A revolução do diálogo

postado em 17 de jun de 2016 07:11 por Andre Martins   [ 17 de jun de 2016 09:25 atualizado‎(s)‎ ]

Por Mauro Sérgio Santos


Esse é tempo de partido, tempo de homens partidos. (Drummond)


Marcia Tiburi (Filosofa e escritora; fundadora do movimento conhecido como Partida; ativista política em favor da democracia, da tolerância e da diversidade; colunista da Revista “Cult”; autora de vários livros, entre os quais, o mais recente é “Como conversar com um fascista: reflexões sobre o cotidiano autoritário brasileiro” -2015) demonstra sua preocupação com o fascismo que vem afetando a política brasileira nos últimos cinco anos. Fascismo, propõe a pensadora, é a prescrição ou eliminação simbólica e/ou física do outro, do inimigo, do diferente.

Em consonância com o pensamento de Hannah Arendt, no livro prefaciado pelo deputado Jean Wyllys, o fascista é compreendido como aquele que banaliza o mal. É o famigerado burro: aquele que não acessa o campo do outro porque lhe falta conhecimento e imaginação para tal. A burrice (que leva à banalidade do mal) é o cancelamento do processo de conhecimento e de imaginação. Nesse sentido, em nossos dias, “o fascismo é a máscara mortuária do conhecimento”; a ausência de reflexão.

Em tempos sombrios como os atuais, a verdadeira ferramenta revolucionária não é outra senão o diálogo. Afigura-se necessário pensar com as pessoas sobre questões da vida e da cultura política experimentada diariamente, mas de um modo aberto, sensível, arejado, propositivo.

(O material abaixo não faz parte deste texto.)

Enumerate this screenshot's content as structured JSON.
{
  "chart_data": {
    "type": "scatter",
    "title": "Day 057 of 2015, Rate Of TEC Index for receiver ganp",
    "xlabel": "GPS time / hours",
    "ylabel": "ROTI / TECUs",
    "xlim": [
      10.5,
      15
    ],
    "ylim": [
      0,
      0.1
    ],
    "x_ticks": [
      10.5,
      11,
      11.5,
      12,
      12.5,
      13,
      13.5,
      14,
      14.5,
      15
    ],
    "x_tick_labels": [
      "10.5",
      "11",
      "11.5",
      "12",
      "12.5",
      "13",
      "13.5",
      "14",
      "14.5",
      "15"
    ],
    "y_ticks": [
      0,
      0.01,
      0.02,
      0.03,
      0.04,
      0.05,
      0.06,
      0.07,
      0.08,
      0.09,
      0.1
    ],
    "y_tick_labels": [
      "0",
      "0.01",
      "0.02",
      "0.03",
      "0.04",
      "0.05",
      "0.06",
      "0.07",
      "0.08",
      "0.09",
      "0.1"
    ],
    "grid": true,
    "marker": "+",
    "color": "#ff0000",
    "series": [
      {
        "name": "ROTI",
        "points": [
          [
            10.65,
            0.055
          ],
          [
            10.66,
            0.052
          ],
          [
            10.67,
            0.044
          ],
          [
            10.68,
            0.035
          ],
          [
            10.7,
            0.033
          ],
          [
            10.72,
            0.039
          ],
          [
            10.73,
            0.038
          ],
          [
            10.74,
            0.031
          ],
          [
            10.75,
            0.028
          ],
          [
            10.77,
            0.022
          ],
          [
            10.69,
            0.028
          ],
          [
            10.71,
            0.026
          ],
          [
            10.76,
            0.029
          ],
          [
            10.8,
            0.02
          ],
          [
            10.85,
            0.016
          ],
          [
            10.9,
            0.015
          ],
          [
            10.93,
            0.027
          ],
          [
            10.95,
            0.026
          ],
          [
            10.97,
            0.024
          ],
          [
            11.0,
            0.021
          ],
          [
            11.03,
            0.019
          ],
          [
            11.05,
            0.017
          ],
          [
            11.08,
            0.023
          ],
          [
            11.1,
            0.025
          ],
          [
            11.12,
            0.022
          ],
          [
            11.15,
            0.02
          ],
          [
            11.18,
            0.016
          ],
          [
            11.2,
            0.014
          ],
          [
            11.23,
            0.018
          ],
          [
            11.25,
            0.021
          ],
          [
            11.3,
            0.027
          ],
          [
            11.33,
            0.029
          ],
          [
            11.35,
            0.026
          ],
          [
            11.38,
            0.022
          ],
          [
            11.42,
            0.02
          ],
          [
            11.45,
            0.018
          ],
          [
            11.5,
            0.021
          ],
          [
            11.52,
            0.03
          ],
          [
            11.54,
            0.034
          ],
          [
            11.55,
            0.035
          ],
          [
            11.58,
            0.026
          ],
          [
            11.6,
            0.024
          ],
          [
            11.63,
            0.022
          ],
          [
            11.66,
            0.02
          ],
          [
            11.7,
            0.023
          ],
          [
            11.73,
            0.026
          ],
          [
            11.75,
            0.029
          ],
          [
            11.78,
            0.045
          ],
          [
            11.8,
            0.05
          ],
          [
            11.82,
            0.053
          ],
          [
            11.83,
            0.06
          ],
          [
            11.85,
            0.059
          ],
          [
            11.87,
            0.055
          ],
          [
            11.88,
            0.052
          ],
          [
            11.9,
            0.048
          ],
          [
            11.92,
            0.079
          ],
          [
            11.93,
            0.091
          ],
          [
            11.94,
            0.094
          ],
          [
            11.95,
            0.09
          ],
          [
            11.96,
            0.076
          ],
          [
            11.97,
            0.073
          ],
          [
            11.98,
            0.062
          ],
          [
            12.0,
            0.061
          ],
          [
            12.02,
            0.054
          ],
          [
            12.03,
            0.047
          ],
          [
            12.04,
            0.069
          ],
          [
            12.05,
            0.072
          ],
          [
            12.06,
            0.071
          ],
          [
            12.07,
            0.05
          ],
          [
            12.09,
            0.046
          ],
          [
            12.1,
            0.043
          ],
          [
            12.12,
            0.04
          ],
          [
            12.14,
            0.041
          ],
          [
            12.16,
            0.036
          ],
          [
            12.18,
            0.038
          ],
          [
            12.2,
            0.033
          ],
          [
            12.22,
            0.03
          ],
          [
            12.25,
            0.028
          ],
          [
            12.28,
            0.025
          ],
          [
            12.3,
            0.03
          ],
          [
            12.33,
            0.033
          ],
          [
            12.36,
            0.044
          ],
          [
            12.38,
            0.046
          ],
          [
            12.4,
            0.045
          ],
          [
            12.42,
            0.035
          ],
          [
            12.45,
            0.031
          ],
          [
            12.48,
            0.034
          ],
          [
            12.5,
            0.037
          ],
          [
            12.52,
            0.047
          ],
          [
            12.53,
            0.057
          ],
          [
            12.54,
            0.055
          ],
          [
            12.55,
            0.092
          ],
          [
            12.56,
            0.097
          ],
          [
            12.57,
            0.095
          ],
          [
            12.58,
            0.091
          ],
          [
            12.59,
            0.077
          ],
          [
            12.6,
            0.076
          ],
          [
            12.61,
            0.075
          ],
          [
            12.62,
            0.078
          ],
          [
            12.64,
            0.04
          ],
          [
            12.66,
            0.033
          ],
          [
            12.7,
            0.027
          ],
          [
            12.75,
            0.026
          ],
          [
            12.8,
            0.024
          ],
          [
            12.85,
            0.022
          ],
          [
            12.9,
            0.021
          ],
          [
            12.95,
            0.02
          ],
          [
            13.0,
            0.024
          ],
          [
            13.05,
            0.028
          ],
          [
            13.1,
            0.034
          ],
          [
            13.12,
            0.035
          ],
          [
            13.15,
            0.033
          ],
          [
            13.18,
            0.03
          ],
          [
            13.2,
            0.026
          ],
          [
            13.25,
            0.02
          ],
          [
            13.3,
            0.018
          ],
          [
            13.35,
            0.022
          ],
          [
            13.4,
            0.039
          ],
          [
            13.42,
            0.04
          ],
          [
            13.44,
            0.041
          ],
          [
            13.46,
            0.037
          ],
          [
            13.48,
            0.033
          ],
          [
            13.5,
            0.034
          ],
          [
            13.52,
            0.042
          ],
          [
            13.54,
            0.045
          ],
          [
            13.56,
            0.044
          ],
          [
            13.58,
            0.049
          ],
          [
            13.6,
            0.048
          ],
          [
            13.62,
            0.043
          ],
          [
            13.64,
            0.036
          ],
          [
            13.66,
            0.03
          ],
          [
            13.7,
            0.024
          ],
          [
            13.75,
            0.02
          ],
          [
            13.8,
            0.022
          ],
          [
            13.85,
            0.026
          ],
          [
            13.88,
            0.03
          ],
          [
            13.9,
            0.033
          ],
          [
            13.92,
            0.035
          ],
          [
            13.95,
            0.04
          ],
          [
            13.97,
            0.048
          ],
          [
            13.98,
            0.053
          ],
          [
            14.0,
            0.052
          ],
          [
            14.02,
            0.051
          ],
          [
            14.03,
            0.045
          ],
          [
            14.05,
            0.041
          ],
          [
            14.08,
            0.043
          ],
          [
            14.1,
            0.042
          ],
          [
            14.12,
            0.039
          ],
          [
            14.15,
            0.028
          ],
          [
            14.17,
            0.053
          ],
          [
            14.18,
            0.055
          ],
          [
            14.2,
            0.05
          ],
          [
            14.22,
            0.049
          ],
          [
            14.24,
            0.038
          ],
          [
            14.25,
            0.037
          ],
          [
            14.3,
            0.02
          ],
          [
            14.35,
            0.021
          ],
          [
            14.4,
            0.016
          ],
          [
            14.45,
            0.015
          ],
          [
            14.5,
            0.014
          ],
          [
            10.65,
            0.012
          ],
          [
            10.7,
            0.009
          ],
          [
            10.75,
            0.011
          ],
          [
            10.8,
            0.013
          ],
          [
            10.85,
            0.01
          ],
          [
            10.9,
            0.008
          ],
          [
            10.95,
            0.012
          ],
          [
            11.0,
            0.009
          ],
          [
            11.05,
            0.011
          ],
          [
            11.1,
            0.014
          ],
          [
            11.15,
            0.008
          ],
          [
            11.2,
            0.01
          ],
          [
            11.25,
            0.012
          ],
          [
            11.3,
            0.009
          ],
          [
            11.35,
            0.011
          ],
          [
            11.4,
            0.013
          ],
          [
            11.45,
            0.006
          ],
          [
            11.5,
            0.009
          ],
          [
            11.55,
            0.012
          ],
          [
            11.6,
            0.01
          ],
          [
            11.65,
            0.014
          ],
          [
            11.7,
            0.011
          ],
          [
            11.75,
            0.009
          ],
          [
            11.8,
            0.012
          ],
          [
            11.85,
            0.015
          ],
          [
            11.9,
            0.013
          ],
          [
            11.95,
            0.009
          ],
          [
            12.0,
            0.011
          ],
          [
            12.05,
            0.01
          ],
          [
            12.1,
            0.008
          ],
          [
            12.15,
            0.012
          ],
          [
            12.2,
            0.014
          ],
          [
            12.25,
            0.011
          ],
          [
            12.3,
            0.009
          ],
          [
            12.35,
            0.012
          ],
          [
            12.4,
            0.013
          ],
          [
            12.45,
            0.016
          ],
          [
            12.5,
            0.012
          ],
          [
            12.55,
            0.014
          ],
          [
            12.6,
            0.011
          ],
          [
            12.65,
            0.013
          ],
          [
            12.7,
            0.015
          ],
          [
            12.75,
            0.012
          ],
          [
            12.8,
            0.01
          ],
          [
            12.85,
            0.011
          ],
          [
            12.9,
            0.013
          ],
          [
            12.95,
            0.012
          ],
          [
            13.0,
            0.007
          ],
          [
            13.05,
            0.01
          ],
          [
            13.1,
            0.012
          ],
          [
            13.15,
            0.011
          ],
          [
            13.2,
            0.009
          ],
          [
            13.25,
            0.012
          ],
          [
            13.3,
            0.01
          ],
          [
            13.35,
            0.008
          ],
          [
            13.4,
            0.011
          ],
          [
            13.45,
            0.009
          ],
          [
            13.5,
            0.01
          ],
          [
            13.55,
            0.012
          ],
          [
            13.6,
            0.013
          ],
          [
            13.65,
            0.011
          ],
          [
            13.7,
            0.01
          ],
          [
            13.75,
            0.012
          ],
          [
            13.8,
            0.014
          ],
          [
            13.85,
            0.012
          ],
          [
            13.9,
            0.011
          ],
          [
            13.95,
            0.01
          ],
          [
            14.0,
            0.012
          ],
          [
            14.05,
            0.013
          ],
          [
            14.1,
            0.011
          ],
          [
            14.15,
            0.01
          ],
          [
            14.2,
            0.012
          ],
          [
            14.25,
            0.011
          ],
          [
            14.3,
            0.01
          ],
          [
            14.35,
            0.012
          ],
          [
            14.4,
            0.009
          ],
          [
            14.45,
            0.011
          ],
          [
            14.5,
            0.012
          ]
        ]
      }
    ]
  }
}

É preciso, hoje, afirma a pensadora, “fazer filosofia com as pessoas”. Insistir em uma “filosofia em comum” que seja mais do que o simples consenso, mas a coragem do diálogo com quem pensa diferente, mas o diálogo é fruto de um grande esforço. “Um esforço que, de tão complexo, equivale ao método. Que, de tão difícil, equivale à resistência. Que, de tão potente, equivale à transformação social em seu nível mais estruturador”.

Se desejamos uma sociedade democrática não podemos abrir mão da reflexão e de uma formação para o diálogo, para o debate livre de ideias, para a superação do preconceito, do machismo, da homofobia, do racismo, das violências físicas e simbólicas contra o que convencionou-se chamar de minorias. Não nos iludamos, a democracia está, sim, ameaçada no cotidiano da vida das pessoas, na esfera educacional, nas relações econômicas, sociais, culturais e políticas. A corrupção e promiscuidade políticas, o surto conservador que se alastra vorazmente por todas as esferas sociais. O falso apartidarismo, o neofundamentalismo, a ausência de reflexão, as pedaladas políticas, os subterfúgios antidemocráticos, as agressões aos direitos civis individuais.

Nesse sentido, “não podemos fingir que nada está acontecendo enquanto muitos descobrem essa verdade na própria pele”. Contra a estupidez, a reflexão. Contra o autoritarismo, o debate. Contra o ódio gratuito, a alteridade. Contra a intolerância, o diálogo.